A nitidulid that lives in palm frond sheaths
Whenever a palm frond falls, and that is often in the wet season, a look on the inside of the sheath usually reveals numbers of this colourful little beetle. It looks like a Rove Beetle but my colleague Tom Weir tells me it is a Sap Beetle, probably the genus Brachypeplus, family Nitidulidae.
Sap Beetles, family Nitidulidae, are small and usually not very colourful. Some species feed on pollen, fungi, vegetable matter; others live in bee's nests.
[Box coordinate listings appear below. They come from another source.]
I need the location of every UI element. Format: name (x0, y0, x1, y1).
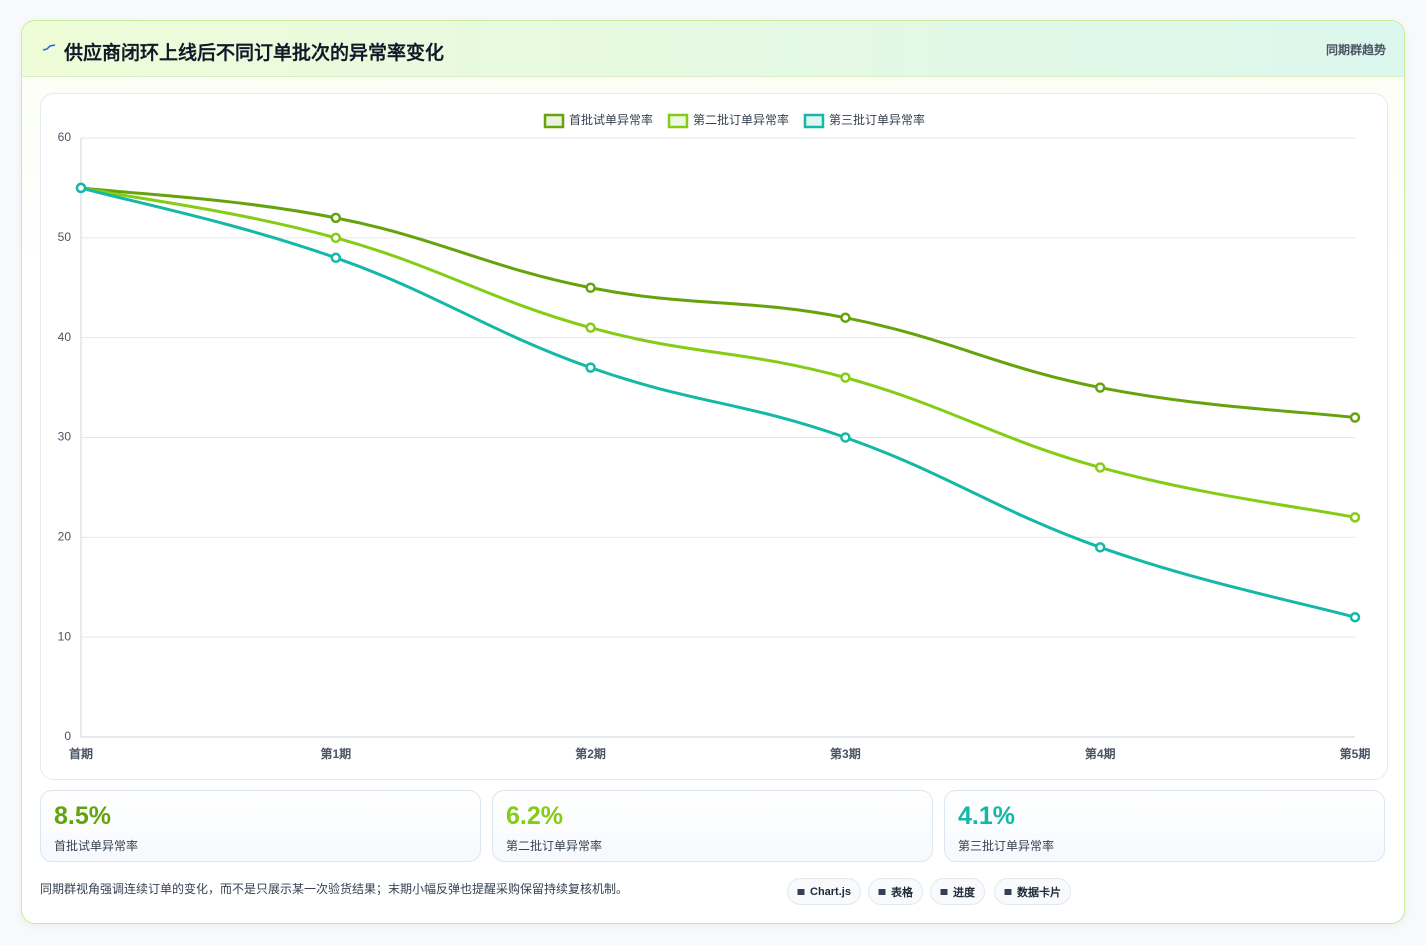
point (1349, 611, 1361, 623)
button-icon (797, 888, 805, 895)
view-button[interactable]: 表格 (868, 878, 923, 905)
point (75, 182, 87, 194)
point (1094, 542, 1106, 553)
legend-swatch (667, 113, 689, 129)
stat-value: 6.2% (506, 802, 563, 830)
stat-value: 8.5% (54, 802, 111, 830)
stat-card: 8.5% 首批试单异常率 (40, 790, 481, 862)
view-button[interactable]: 数据卡片 (994, 878, 1071, 905)
point (585, 362, 596, 373)
legend-swatch (543, 113, 565, 129)
stat-label: 第二批订单异常率 (506, 839, 603, 853)
point (330, 212, 342, 224)
panel-header: 供应商闭环上线后不同订单批次的异常率变化 同期群趋势 (22, 21, 1404, 77)
point (1094, 462, 1106, 473)
legend-swatch (803, 113, 825, 129)
y-tick-label: 40 (58, 330, 72, 344)
point (585, 282, 596, 293)
chart-container: 0 10 20 30 40 50 60 首期 第1期 第2期 第3期 第4期 第5期 首批试单异常率 第二批… (40, 93, 1388, 780)
view-button[interactable]: Chart.js (787, 878, 861, 905)
stat-value: 4.1% (958, 802, 1015, 830)
y-tick-label: 10 (58, 629, 72, 643)
stat-label: 首批试单异常率 (54, 839, 139, 853)
x-tick-label: 首期 (69, 746, 93, 761)
y-tick-label: 0 (64, 729, 71, 743)
button-label: Chart.js (810, 885, 851, 898)
button-label: 数据卡片 (1017, 886, 1061, 899)
legend-label: 第三批订单异常率 (829, 112, 925, 127)
note: 同期群视角强调连续订单的变化，而不是只展示某一次验货结果；末期小幅反弹也提醒采购… (40, 882, 629, 896)
panel-tag: 同期群趋势 (1325, 43, 1386, 57)
x-tick-label: 第5期 (1340, 746, 1371, 761)
point (1349, 512, 1361, 523)
button-icon (878, 888, 886, 895)
stat-card: 4.1% 第三批订单异常率 (944, 790, 1385, 862)
series-line (80, 186, 1356, 619)
x-tick-label: 第4期 (1085, 746, 1116, 761)
point (1349, 412, 1361, 423)
x-tick-label: 第3期 (830, 746, 861, 761)
y-tick-label: 60 (58, 130, 72, 144)
point (1094, 382, 1106, 393)
stat-label: 第三批订单异常率 (958, 839, 1055, 853)
stat-card: 6.2% 第二批订单异常率 (492, 790, 933, 862)
button-icon (940, 888, 948, 895)
point (840, 312, 851, 323)
button-label: 进度 (953, 886, 975, 899)
view-button[interactable]: 进度 (930, 878, 985, 905)
y-tick-label: 30 (58, 430, 72, 444)
point (840, 432, 851, 443)
button-label: 表格 (891, 886, 913, 899)
chart: 0 10 20 30 40 50 60 首期 第1期 第2期 第3期 第4期 第5期 首批试单异常率 第二批… (58, 112, 1371, 761)
y-tick-label: 20 (58, 530, 72, 544)
button-icon (1004, 888, 1012, 895)
x-tick-label: 第2期 (575, 746, 606, 761)
point (330, 252, 342, 264)
point (330, 232, 342, 244)
series-line (80, 186, 1356, 420)
panel-title: 供应商闭环上线后不同订单批次的异常率变化 (64, 43, 445, 64)
series-line (80, 186, 1356, 519)
y-tick-label: 50 (58, 230, 72, 244)
point (840, 372, 851, 383)
x-tick-label: 第1期 (320, 746, 351, 761)
legend-label: 首批试单异常率 (569, 112, 653, 127)
title-icon (42, 44, 56, 51)
legend-label: 第二批订单异常率 (693, 112, 789, 127)
point (585, 322, 596, 333)
panel: 供应商闭环上线后不同订单批次的异常率变化 同期群趋势 0 10 20 30 40 50 60… (21, 20, 1405, 924)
I usually see them on decaying fruit in the bird feeder. Some nitidulids can cause considerable damage to stored dried fruit. But this species seems to live only under the palm sheathes where it is moist. As the fronds dry out, the beetles leave.


A Passalid Beetle
Passalid beetles are called Bess-bugs or Bess Beetles. About 500 species are known in the family Passalidae. There are 35 species in 9 genera recorded from Australia, (Hangay and Zborowski, 2010).

Bess-bugs have a distinct biology. Most species show parental care for eggs and young. They live in and under decaying wood and move around at night. They are infrequently attracted to lights. We find two species in the rainforests around Kuranda. This large one, 43 mm, and a smaller, more slender species about half that size.

Passalid beetles often carry mites. Some individuals are literally covered with them.

Defensive scratching of a passalid beetle when held in hand. The beetle produces sound by "stridulating". That is, the sound is produced by a rubbing of the wings against the dorsal surface of the abdomen. The larvae can also produce a squeaking sound. Sound is probably important in keeping individuals in contact with one another as well as warding off potential predators.

Reference
Hangay, G., Zborowski, P. 2010. A Guide to the Beetles of Australia. CSIRO Publishing, Collingwood, Vic., Pp. 1-238.